Bake the cake for about 40 minutes or until a toothpick inserted in the center comes out clean.
When baked transfer the tray onto a wire rack and let it cool completely.
To make the filling, get a medium sized bowl to put shredded coconut, honey and cornstarch into it.
Pour about ½ cup / 100ml milk into it and blend them well with a wooden spoon until we have a smooth mixture.
Pour the rest of the milk into a saucepan to warm it before we put the coconut, flour and honey mixture into the bowl to boil. Whilst waiting for it to boil, whisk butter.
Put the coconut mixture into it and stir continuously until it bubbles.
Place it aside and wait until it cools down completely and ready to work with. Mix whisked butter evenly into the mixture for smoother consistency.
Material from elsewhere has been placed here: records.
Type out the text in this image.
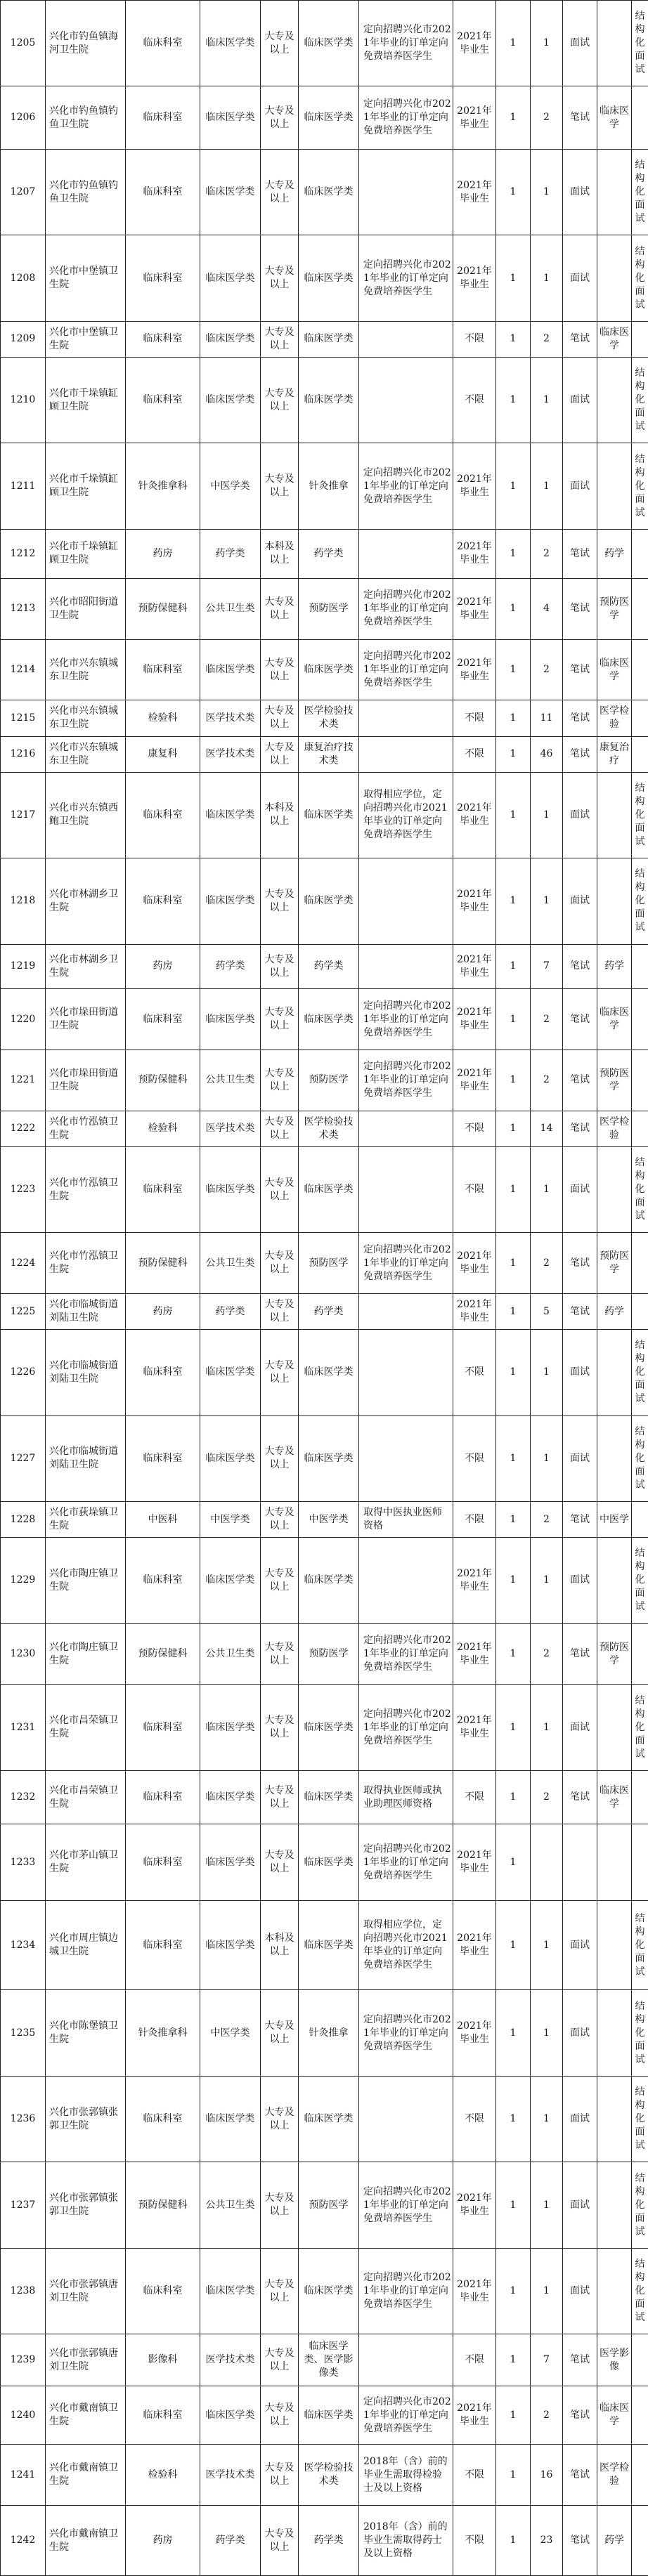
1205	兴化市钓鱼镇海河卫生院	临床科室	临床医学类	大专及以上	临床医学类	定向招聘兴化市2021年毕业的订单定向免费培养医学生	2021年毕业生	1	1	面试		结构化面试
1206	兴化市钓鱼镇钓鱼卫生院	临床科室	临床医学类	大专及以上	临床医学类	定向招聘兴化市2021年毕业的订单定向免费培养医学生	2021年毕业生	1	2	笔试	临床医学	
1207	兴化市钓鱼镇钓鱼卫生院	临床科室	临床医学类	大专及以上	临床医学类		2021年毕业生	1	1	面试		结构化面试
1208	兴化市中堡镇卫生院	临床科室	临床医学类	大专及以上	临床医学类	定向招聘兴化市2021年毕业的订单定向免费培养医学生	2021年毕业生	1	1	面试		结构化面试
1209	兴化市中堡镇卫生院	临床科室	临床医学类	大专及以上	临床医学类		不限	1	2	笔试	临床医学	
1210	兴化市千垛镇缸顾卫生院	临床科室	临床医学类	大专及以上	临床医学类		不限	1	1	面试		结构化面试
1211	兴化市千垛镇缸顾卫生院	针灸推拿科	中医学类	大专及以上	针灸推拿	定向招聘兴化市2021年毕业的订单定向免费培养医学生	2021年毕业生	1	1	面试		结构化面试
1212	兴化市千垛镇缸顾卫生院	药房	药学类	本科及以上	药学类		2021年毕业生	1	2	笔试	药学	
1213	兴化市昭阳街道卫生院	预防保健科	公共卫生类	大专及以上	预防医学	定向招聘兴化市2021年毕业的订单定向免费培养医学生	2021年毕业生	1	4	笔试	预防医学	
1214	兴化市兴东镇城东卫生院	临床科室	临床医学类	大专及以上	临床医学类	定向招聘兴化市2021年毕业的订单定向免费培养医学生	2021年毕业生	1	2	笔试	临床医学	
1215	兴化市兴东镇城东卫生院	检验科	医学技术类	大专及以上	医学检验技术类		不限	1	11	笔试	医学检验	
1216	兴化市兴东镇城东卫生院	康复科	医学技术类	大专及以上	康复治疗技术类		不限	1	46	笔试	康复治疗	
1217	兴化市兴东镇西鲍卫生院	临床科室	临床医学类	本科及以上	临床医学类	取得相应学位，定向招聘兴化市2021年毕业的订单定向免费培养医学生	2021年毕业生	1	1	面试		结构化面试
1218	兴化市林湖乡卫生院	临床科室	临床医学类	大专及以上	临床医学类		2021年毕业生	1	1	面试		结构化面试
1219	兴化市林湖乡卫生院	药房	药学类	大专及以上	药学类		2021年毕业生	1	7	笔试	药学	
1220	兴化市垛田街道卫生院	临床科室	临床医学类	大专及以上	临床医学类	定向招聘兴化市2021年毕业的订单定向免费培养医学生	2021年毕业生	1	2	笔试	临床医学	
1221	兴化市垛田街道卫生院	预防保健科	公共卫生类	大专及以上	预防医学	定向招聘兴化市2021年毕业的订单定向免费培养医学生	2021年毕业生	1	2	笔试	预防医学	
1222	兴化市竹泓镇卫生院	检验科	医学技术类	大专及以上	医学检验技术类		不限	1	14	笔试	医学检验	
1223	兴化市竹泓镇卫生院	临床科室	临床医学类	大专及以上	临床医学类		不限	1	1	面试		结构化面试
1224	兴化市竹泓镇卫生院	预防保健科	公共卫生类	大专及以上	预防医学	定向招聘兴化市2021年毕业的订单定向免费培养医学生	2021年毕业生	1	2	笔试	预防医学	
1225	兴化市临城街道刘陆卫生院	药房	药学类	大专及以上	药学类		2021年毕业生	1	5	笔试	药学	
1226	兴化市临城街道刘陆卫生院	临床科室	临床医学类	大专及以上	临床医学类		不限	1	1	面试		结构化面试
1227	兴化市临城街道刘陆卫生院	临床科室	临床医学类	大专及以上	临床医学类		不限	1	1	面试		结构化面试
1228	兴化市荻垛镇卫生院	中医科	中医学类	大专及以上	中医学类	取得中医执业医师资格	不限	1	2	笔试	中医学	
1229	兴化市陶庄镇卫生院	临床科室	临床医学类	大专及以上	临床医学类		2021年毕业生	1	1	面试		结构化面试
1230	兴化市陶庄镇卫生院	预防保健科	公共卫生类	大专及以上	预防医学	定向招聘兴化市2021年毕业的订单定向免费培养医学生	2021年毕业生	1	2	笔试	预防医学	
1231	兴化市昌荣镇卫生院	临床科室	临床医学类	大专及以上	临床医学类	定向招聘兴化市2021年毕业的订单定向免费培养医学生	2021年毕业生	1	1	面试		结构化面试
1232	兴化市昌荣镇卫生院	临床科室	临床医学类	大专及以上	临床医学类	取得执业医师或执业助理医师资格	不限	1	2	笔试	临床医学	
1233	兴化市茅山镇卫生院	临床科室	临床医学类	大专及以上	临床医学类	定向招聘兴化市2021年毕业的订单定向免费培养医学生	2021年毕业生	1				
1234	兴化市周庄镇边城卫生院	临床科室	临床医学类	本科及以上	临床医学类	取得相应学位，定向招聘兴化市2021年毕业的订单定向免费培养医学生	2021年毕业生	1	1	面试		结构化面试
1235	兴化市陈堡镇卫生院	针灸推拿科	中医学类	大专及以上	针灸推拿	定向招聘兴化市2021年毕业的订单定向免费培养医学生	2021年毕业生	1	1	面试		结构化面试
1236	兴化市张郭镇张郭卫生院	临床科室	临床医学类	大专及以上	临床医学类		不限	1	1	面试		结构化面试
1237	兴化市张郭镇张郭卫生院	预防保健科	公共卫生类	大专及以上	预防医学	定向招聘兴化市2021年毕业的订单定向免费培养医学生	2021年毕业生	1	1	面试		结构化面试
1238	兴化市张郭镇唐刘卫生院	临床科室	临床医学类	大专及以上	临床医学类	定向招聘兴化市2021年毕业的订单定向免费培养医学生	2021年毕业生	1	1	面试		结构化面试
1239	兴化市张郭镇唐刘卫生院	影像科	医学技术类	大专及以上	临床医学类、医学影像类		不限	1	7	笔试	医学影像	
1240	兴化市戴南镇卫生院	临床科室	临床医学类	大专及以上	临床医学类	定向招聘兴化市2021年毕业的订单定向免费培养医学生	2021年毕业生	1	2	笔试	临床医学	
1241	兴化市戴南镇卫生院	检验科	医学技术类	大专及以上	医学检验技术类	2018年（含）前的毕业生需取得检验士及以上资格	不限	1	16	笔试	医学检验	
1242	兴化市戴南镇卫生院	药房	药学类	大专及以上	药学类	2018年（含）前的毕业生需取得药士及以上资格	不限	1	23	笔试	药学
When cake cooled, get it out of the tray onto a wooden surface and cut it in half horizontally.
Divide the cream into two equal parts. One half will be the filling the other half is the topping.
Spread out one half evenly on the bottom of the cake.
Place it in the fridge for 10-15 minutes to have harder consistency (it helps to work with it later).
Place the other half of the cake on top.
Now it’s ready for the topping. Spread coconut cream on top to cover the cake completely.
Continue spreading the coconut cream on the side as well.
Break chocolate into pieces and put it into a small saucepan. Place saucepan of chocolate on a slightly bigger saucepan of about 1/2 cup / 100ml water. Stir occasionally until melted completely.
Use a spoon to decorate the top of the cake with the melted chocolate. Don’t forget to take care of the sides either.
When finished, put cake in the fridge until the chocolate gets solid again.